Filmowy Halliday jest dobrotliwym nerdem, który chciał po prostu dać wszystkim darmową grę, ale wbrew jego intencjom zamieniło się to w korporację. Jest kimś takim, kim Mark Zuckerberg kiedyś wydawał się Jasiowi Kapeli.
Nie kupuję filmowego happy endu. Korporacyjnego zła nie wyeliminujemy przez samą tylko zmianę zarządu (a mniej więcej tak to wygląda w filmie, ze odkąd na czele OASIS staną sympatyczni idealiści, wszystko będzie spoko).
W istocie to jest właśnie opowieść mojego pokolenia, że grupa sympatycznych rebeliantów zakłada w garażu startupa albo nielegalną organizację, wypowiadają walkę opresorom, obalają ich i po przejęciu władzy sami stają się opresorami. To przecież historia Apple’a, Microsoftu, Google’a, Facebooka, Wolnego Oprogramowania i „Solidarności”.

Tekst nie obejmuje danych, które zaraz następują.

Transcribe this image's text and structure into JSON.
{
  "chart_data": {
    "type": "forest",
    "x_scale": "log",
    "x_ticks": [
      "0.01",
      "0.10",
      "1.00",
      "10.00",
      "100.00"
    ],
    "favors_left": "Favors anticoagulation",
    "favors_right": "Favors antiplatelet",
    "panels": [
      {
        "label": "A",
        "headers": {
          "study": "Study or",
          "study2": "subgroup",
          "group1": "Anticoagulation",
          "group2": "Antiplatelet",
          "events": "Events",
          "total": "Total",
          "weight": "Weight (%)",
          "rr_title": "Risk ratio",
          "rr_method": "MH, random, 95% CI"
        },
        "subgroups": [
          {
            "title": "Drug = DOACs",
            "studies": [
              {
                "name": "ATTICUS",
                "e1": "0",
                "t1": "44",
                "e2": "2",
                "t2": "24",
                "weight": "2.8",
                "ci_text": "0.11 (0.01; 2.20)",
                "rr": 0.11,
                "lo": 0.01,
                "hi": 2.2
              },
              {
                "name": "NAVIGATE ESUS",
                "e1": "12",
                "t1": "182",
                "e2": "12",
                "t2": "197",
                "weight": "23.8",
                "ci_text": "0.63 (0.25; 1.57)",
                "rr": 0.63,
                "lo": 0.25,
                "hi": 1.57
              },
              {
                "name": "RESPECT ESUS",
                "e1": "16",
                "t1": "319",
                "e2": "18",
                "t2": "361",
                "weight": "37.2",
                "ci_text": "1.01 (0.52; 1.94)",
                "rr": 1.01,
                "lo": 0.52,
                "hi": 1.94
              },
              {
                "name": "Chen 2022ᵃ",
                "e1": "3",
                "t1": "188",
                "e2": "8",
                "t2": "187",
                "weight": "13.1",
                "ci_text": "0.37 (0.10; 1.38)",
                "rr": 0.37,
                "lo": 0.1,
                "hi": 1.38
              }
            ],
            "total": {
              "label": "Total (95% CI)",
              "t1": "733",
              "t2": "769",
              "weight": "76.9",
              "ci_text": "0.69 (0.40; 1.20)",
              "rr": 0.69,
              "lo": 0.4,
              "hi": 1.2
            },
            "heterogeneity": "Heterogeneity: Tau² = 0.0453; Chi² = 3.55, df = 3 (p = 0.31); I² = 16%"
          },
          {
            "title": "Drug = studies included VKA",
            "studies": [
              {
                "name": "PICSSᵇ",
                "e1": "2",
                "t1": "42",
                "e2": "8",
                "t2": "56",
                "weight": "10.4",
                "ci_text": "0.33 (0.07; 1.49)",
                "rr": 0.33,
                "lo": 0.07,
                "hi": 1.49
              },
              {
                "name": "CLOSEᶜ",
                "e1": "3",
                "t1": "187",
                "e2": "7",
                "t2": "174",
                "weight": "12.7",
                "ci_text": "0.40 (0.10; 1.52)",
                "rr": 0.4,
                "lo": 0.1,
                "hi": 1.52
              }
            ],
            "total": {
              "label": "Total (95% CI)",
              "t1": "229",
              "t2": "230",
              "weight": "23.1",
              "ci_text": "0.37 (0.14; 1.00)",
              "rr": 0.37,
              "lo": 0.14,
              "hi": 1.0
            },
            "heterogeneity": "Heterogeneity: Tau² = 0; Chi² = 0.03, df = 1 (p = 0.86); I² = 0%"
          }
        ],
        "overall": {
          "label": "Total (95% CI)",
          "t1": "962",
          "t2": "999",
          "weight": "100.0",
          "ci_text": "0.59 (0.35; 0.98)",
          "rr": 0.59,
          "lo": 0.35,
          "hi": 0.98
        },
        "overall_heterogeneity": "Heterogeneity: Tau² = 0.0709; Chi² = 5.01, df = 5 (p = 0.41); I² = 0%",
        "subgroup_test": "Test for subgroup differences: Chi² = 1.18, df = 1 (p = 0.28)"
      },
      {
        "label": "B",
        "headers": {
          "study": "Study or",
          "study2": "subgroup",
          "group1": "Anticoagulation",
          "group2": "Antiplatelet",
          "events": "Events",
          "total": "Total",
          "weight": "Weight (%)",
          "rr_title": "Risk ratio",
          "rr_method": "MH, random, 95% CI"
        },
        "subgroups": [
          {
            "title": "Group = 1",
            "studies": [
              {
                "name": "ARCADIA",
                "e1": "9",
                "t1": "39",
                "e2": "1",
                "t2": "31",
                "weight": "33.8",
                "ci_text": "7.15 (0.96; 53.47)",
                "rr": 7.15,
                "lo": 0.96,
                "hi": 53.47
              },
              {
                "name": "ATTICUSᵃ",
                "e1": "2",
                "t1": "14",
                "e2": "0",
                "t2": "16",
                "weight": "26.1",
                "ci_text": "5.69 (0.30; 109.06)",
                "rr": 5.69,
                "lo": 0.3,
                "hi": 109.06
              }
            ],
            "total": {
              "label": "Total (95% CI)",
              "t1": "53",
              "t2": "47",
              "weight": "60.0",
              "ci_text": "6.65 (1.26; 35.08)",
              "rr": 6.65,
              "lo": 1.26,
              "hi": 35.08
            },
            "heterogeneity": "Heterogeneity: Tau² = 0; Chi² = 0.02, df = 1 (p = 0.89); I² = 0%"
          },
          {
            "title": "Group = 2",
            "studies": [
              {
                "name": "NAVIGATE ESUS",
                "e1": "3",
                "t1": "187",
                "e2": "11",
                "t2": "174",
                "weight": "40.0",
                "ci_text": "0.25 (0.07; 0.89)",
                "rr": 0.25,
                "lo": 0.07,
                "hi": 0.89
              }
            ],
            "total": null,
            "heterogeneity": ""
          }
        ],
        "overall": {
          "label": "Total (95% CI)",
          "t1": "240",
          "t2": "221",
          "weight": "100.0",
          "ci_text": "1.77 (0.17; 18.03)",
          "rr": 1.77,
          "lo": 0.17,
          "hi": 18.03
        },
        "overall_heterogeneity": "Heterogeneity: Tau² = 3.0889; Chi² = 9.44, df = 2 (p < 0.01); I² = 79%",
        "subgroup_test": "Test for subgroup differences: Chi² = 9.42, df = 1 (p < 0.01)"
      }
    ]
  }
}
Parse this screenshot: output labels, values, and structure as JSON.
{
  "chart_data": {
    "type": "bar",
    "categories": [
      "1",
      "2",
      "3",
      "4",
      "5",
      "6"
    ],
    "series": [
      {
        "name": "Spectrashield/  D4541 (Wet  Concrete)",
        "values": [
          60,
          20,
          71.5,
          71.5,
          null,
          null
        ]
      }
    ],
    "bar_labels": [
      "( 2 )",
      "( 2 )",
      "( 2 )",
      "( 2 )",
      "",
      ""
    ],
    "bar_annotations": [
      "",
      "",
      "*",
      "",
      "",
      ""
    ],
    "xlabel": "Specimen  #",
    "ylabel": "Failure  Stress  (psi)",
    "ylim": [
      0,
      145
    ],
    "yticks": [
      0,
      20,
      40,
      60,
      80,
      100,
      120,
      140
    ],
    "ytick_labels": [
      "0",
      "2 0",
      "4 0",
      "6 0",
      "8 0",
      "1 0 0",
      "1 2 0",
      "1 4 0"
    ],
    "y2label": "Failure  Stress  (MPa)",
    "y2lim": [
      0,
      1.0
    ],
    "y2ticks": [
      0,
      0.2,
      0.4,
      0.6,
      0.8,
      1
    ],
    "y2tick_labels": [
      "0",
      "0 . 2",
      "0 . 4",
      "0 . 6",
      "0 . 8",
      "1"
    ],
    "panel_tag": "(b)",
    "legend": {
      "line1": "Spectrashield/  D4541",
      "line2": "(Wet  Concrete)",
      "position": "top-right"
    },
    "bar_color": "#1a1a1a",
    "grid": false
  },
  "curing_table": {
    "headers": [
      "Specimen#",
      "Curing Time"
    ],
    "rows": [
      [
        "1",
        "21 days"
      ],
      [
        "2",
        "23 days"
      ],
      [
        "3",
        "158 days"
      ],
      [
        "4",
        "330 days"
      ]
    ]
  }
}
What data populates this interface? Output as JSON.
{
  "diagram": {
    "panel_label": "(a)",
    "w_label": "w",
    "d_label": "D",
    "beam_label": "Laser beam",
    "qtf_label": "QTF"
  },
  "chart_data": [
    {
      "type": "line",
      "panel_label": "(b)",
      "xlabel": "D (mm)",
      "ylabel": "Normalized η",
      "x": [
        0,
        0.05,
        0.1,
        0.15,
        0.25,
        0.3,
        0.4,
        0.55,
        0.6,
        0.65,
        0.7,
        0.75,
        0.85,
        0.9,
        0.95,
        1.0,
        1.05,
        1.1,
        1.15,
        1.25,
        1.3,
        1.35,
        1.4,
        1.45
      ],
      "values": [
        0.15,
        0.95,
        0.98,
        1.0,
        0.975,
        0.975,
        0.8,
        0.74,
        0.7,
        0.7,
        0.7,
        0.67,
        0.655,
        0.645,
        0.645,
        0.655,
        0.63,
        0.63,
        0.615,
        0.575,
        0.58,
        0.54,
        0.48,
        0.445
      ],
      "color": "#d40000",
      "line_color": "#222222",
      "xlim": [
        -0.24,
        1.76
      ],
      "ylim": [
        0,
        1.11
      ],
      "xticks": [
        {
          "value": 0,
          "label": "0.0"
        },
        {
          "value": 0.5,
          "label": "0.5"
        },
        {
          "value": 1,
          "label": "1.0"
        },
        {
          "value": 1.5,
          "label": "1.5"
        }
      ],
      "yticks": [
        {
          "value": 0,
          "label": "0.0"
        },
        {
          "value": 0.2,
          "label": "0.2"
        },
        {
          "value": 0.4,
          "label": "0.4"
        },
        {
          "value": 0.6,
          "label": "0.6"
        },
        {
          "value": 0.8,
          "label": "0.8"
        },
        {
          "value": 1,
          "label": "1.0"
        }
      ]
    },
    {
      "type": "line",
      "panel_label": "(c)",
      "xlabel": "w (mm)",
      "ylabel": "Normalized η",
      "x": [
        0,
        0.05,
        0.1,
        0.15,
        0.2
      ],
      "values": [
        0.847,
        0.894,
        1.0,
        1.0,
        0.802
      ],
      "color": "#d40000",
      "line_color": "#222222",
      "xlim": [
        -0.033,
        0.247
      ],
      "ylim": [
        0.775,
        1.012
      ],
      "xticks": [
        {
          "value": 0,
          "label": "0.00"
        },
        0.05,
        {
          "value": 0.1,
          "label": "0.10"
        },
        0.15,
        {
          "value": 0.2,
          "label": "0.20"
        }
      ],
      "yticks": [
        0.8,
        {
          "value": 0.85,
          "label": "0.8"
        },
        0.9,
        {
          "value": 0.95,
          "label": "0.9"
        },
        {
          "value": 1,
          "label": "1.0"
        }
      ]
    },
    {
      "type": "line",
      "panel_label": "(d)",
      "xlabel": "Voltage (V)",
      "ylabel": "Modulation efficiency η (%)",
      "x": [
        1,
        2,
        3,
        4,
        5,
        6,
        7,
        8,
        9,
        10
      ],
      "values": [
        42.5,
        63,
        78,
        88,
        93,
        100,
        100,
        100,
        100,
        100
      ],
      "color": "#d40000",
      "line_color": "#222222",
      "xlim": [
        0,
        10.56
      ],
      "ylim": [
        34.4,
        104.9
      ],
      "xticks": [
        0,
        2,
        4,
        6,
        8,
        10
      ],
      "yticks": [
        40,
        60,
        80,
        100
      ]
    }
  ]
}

My już wiemy, że postęp musi się wiązać z upodmiotowianiem obywateli, a więc z kontrolą społeczną, a więc z regulacjami. Tymczasem dla pokolenia Spielberga wszelkie regulacje nadal są złe, niczego się nie nauczyli, dalej toczą te same walki co 50 lat temu, z niedobrymi rodzicami, którzy im nie pozwalali palić skrętów.
Wyciąwszy składową antykorporacyjną, Spielberg zapełnił lukę banalną lekcję dziadków z pokolenia baby-boomersów, że „dzieciaki, nie siedźcie tak dużo w sieci”. To przesłanie wraca w filmie kilkakrotnie, w tym w happy endzie.
Tymczasem w książce oni siedzą w OASIS, bo nie mają innego wyboru. Bo OASIS zmonopolizowało edukację (do szkoły można chodzić tylko albo tam, albo wcale), płatności, media, telekomunikację…
W filmie ktoś mówi do kogoś „zapomnieliśmy, jak fajnie jest na świeżym powietrzu”. W powieści narrator mówi, że pod wpływem dewastacji środowiska na zewnątrz nie jest fajnie. Kwestii monopolistycznego przymusu w filmie nie ma.
Cóż, z artystami bywa czasem tak jak z Harveyem Dentem. Albo umrzesz jako geniusz, albo będziesz żył dość długo, żeby stać się starym nudziarzem.